Implants, stents, genome sequencing, non-invasive surgeries, transplants, and prosthetics — the evolution in medical sciences over time has been stupendous, to say the least. The proliferation of technology has provided an impetus to several elements of the end-to-end healthcare value chain — consultation, maintenance of health records, surgical and diagnostic procedures, large-scale production of drugs, personal health monitoring, and many others.
These benefits are not limited to the healthcare infrastructure or providers alone. Today, we laypeople are experiencing first-hand advantages, such as early diagnoses, personalization, real-time and remote patient monitoring, and a greater focus on geriatric healthcare — all of which have led to a better quality of patient care and flexibility for patients and medical staff. Several aspects of technology in different stages of research and commercial deployment have enabled this evolution. Some of the key ones are:
- AI, which has become omnipresent and transcends the complexities of several domains, has already made its mark in healthcare applications; for instance, in terms of analyzing large sets of data from health records, sensors, and images. Better correlation of test results, accurate predictions of health risks, and high-quality scan reports and visualizations are resultant benefits that have come about in our everyday life.
- The emergence of smart healthcare devices in the market is another evidence of the application of AI, combined with advancements in hardware. Wearables, including several of their avatars such as wearables, smartwatches, eyewear, and skin patches, are touted to have great potential in addressing rising healthcare costs. These are at different stages of acceptance by the masses; while fitness trackers are prevalent, an innocuous earbud that can analyze our Electroencephalogram (EEG) signals, which in turn can help predict the occurrence of an epileptic attack, is not as common.
- Cloud technologies and Big Data systems enable storing and processing of large-scale healthcare data from several sources with speeds that we did not anticipate about 10 years back. This has helped scale up solutions in the aforementioned realms in a cost-effective manner.
- Robotic surgeries, remote monitoring, and deployment of humanoids for first responder systems, powered by IoT and 5G, are in developmental and testing stages, and will likely become ubiquitous soon.
- The applications of Virtual Reality (VR) in medicine, while still at their nascent stages, are also promising. Areas of relevance, particularly of high impact, include medical training, treatment of phobias, and other psychiatric conditions and physiotherapy.

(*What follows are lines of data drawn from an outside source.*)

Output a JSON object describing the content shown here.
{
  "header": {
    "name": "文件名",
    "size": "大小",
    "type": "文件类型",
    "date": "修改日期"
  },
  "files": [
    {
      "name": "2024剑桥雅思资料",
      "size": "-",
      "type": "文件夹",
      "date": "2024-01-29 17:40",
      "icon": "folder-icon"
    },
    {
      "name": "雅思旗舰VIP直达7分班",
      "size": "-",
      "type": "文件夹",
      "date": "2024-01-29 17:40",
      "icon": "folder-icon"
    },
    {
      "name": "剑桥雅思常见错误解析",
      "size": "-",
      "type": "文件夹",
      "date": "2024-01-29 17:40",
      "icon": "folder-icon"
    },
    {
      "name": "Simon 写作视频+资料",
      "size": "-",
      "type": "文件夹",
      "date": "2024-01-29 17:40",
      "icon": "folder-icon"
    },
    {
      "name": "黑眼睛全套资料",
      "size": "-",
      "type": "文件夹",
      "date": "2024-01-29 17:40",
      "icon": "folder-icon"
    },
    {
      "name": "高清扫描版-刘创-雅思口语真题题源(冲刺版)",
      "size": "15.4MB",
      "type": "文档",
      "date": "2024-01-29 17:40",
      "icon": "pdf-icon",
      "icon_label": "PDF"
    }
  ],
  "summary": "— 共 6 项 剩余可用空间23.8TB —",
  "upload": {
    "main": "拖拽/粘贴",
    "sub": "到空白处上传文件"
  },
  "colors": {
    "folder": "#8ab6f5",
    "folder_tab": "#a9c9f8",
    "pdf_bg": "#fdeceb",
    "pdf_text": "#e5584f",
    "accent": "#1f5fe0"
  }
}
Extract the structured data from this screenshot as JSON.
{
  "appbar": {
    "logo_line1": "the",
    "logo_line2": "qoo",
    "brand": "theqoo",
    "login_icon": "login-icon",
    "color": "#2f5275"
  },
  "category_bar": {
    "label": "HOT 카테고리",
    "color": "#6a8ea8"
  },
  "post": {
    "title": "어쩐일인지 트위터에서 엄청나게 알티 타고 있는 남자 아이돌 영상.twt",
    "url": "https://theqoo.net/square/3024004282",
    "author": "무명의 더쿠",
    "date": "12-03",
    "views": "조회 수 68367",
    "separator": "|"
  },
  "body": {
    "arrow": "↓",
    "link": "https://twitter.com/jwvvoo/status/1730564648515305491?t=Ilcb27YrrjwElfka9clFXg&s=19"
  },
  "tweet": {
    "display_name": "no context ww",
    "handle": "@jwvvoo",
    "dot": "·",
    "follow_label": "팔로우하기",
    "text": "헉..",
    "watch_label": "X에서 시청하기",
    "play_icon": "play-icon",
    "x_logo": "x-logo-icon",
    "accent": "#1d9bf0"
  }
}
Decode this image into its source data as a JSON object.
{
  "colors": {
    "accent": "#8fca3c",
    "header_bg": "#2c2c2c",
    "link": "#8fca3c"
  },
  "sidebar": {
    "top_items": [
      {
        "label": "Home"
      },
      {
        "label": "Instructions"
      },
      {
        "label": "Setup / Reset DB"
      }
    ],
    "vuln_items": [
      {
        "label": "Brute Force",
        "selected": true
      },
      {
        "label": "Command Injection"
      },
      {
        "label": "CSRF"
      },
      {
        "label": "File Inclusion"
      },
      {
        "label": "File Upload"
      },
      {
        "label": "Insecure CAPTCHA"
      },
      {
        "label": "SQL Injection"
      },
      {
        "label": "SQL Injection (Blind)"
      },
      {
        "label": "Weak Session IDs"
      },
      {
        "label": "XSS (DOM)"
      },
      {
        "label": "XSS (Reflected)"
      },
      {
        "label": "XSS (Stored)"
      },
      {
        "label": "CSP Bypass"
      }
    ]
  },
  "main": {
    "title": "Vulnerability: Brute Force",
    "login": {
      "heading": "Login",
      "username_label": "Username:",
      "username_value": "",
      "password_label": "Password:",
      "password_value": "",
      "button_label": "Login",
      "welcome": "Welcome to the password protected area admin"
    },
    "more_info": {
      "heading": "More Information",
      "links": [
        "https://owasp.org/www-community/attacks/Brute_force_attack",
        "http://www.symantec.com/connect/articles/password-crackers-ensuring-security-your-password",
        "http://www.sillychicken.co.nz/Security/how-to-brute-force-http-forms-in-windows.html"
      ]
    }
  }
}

- Another such technology that will likely bolster healthcare, through its use cases in creating surgical tools, implants, and prosthetics, is 3D printing.
The possibility of integration of some of these developments, leading to value-added services and augmented feature-rich products, has huge promise and potential. Technology will likely revolutionize traditional formats of almost all aspects of healthcare; for instance, in the near future, we could even hope to see an automated insurance processing system that kicks into action, when we check in for a medical procedure, saving us two dozen frantic phone calls to have the procedure “covered and approved” under insurance.